SAG NEIN zur Wehrpflicht

Ab 2027 sollen junge Männer wieder zum Wehrdienst gemustert werden. Durch attraktive Bezahlung, intensive Werbekampagnen und weitere Anreize sollen sie zunächst freiwillig für die Bundeswehr gewonnen werden. Gleichzeitig hält sich die Bundesregierung jedoch bewusst Hintertüren offen: Sollte die Freiwilligkeit nicht genügend Rekruten hervorbringen oder ein „Verteidigungsfall“ eintreten, könnte eine Wehrpflicht schnell ausgeweitet werden, etwa auf Frauen oder auf alle 18- bis 25-Jährigen, per Rechtsverordnung. Damit entsteht schrittweise die Grundlage für eine umfassende Wiedereinführung der Wehrpflicht.

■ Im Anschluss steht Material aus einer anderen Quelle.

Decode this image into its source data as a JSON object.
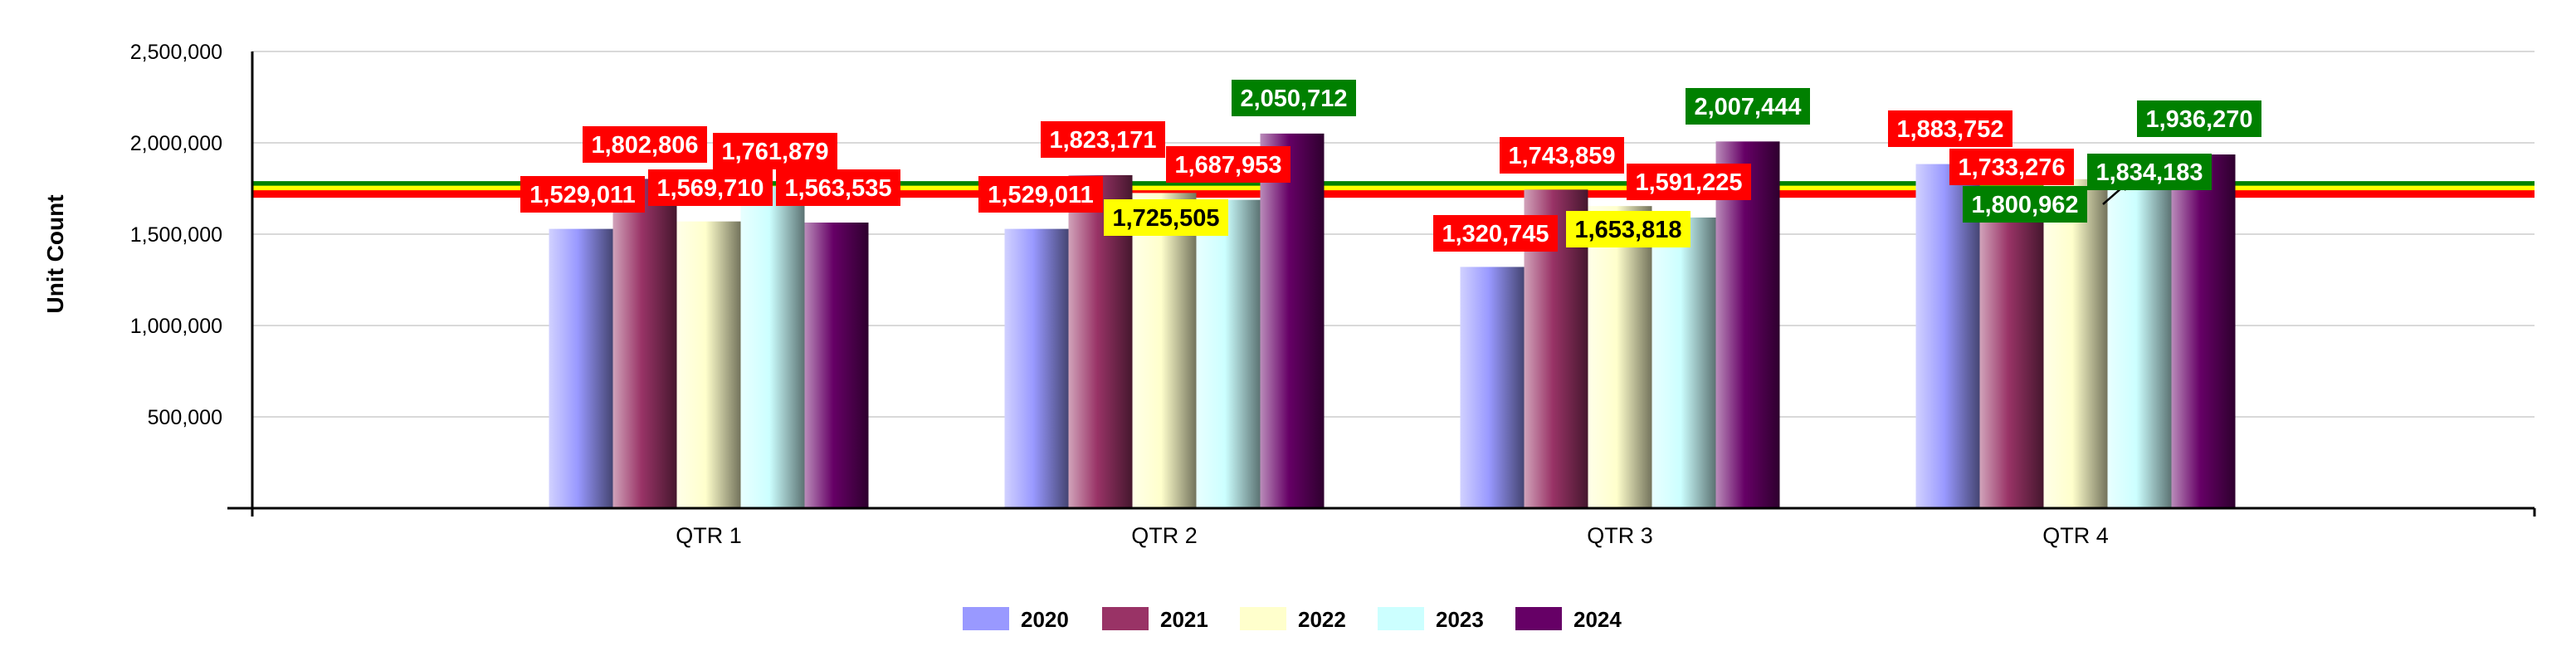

Wir sehen junge Menschen nicht als Teil einer militärischen Reserve oder als aufbrauchbare Ressource, die für staatliche Interessen eingesetzt werden kann. Wenn „für Freiheit kämpfen“ bedeutet, gegen den eigenen Willen in Kriege hineingezogen zu werden, die wirtschaftlichen Interessen oder geopolitischen Machtverhältnissen dienen, dann verliert dieser Freiheitsbegriff seinen Wert. Freiheit bedeutet für uns Selbstbestimmung, soziale Sicherheit, ökologische Gerechtigkeit und ein friedliches Zusammenleben, nicht militärische Aufrüstung und Zwangsdienst.
Auch die aktuelle Aufrüstung betrachten wir nicht als Abschreckung zur Sicherung des Friedens. Ein weltweites Wettrüsten erhöht vielmehr die Wahrscheinlichkeit militärischer Konflikte. Bereits die ständige Betonung eines möglichen „Ernstfalls“ zeigt, dass der Einsatz militärischer Mittel zunehmend als legitime Option betrachtet wird, sobald staatliche Interessen oder Machtpositionen gefährdet erscheinen.
Parallel dazu gehört Deutschland bereits heute, nach den USA, zu den bedeutendsten Waffenlieferanten der Welt. Die deutsche Rüstungsindustrie profitiert unmittelbar von internationalen Konflikten und dem damit verbundenen Leid der Menschen. So verfügt der größte deutsche Rüstungskonzern Rheinmetall über einen Auftragsbestand von rund 55 Milliarden Euro. Unternehmen wie Rheinmetall sichern mit ihrer Kriegsproduktion nicht Frieden, sondern stabilisieren bestehende Machtverhältnisse, Ausbeutung von Mensch und Umwelt sowie globale Ungleichheiten. Laut einer Studie der Organisation Oxfam besitzt das reichste Prozent der Weltbevölkerung mehr Vermögen als die übrigen 99 Prozent zusammen, ein Ausdruck der extremen Ungleichverteilung, von der auch die Rüstungsindustrie profitiert.
Als Naturfreundejugend positionieren wir uns klar gegen die schrittweise Wiedereinführung der Wehrpflicht in Deutschland, gegen die zunehmende Militarisierung der Gesellschaft und gegen die Interessen kapitalistischer Rüstungskonzerne, die von Krieg, Unsicherheit und globaler Ungleichheit profitieren.